Early-stage organoid formation in biofunctionalized self-assembling peptide matrices combinations

Abstract

As the third most commonly diagnosed cancer in the world, colorectal cancer (CRC) has become a pressing and urgent problem, requiring the disease mechanism research and therapeutic development. The field of tissue engineering has considerably progressed since the advent of synthetic matrices for 3D cell culture, providing in vitro models for CRC disease research. Compared to animal-derived matrices such as matrigel, synthetic matrices have several advantages including controllable properties, avoiding ethical problems and batch-to-batch variation.
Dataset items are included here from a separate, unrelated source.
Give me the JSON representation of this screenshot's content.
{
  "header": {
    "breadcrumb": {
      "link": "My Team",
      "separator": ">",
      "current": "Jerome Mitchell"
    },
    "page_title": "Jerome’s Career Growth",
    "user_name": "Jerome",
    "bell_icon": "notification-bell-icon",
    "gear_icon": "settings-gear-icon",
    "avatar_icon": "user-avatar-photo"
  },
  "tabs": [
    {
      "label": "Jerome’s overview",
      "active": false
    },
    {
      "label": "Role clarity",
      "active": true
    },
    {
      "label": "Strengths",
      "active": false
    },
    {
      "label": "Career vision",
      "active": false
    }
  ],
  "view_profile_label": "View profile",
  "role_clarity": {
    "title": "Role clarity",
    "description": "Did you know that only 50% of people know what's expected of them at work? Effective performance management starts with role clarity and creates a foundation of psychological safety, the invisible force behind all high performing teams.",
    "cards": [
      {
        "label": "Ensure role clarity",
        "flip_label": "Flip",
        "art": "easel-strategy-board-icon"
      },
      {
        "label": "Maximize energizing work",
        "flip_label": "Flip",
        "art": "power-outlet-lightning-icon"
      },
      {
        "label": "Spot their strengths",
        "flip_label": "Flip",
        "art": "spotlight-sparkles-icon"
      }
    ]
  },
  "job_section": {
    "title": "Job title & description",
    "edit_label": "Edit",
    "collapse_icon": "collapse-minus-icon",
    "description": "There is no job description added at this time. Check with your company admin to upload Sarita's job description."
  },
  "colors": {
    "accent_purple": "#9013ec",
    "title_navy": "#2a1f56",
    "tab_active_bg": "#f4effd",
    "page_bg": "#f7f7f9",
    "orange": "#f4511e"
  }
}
Ultrashort self-assembly peptides of amphiphilic nature have recently proven to be excellent matrices for 3D cell culture of many types of cells. In this thesis, we aimed to use biofunctional peptides to promote the growth of colorectal cancer organoids in the early stage of development. A peptide-based biofunctional hydrogel for organoid culture has been developed for the purpose of establishing a reproducible colorectal cancer model. The hydrogel is composed of self-assembly peptides designed to induce cell-matrix interactions. The hydrogel is mechanically tunable with customizable cell-adhesive ligands and has the ability to promote the formation and growth of colorectal cancer organoids in vitro. One of these biofunctionalized peptide matrices was particularly suitable for CRC lumen development, apical protein expression, and cell differentiation level compared to the gold-standard ECM Matrigel.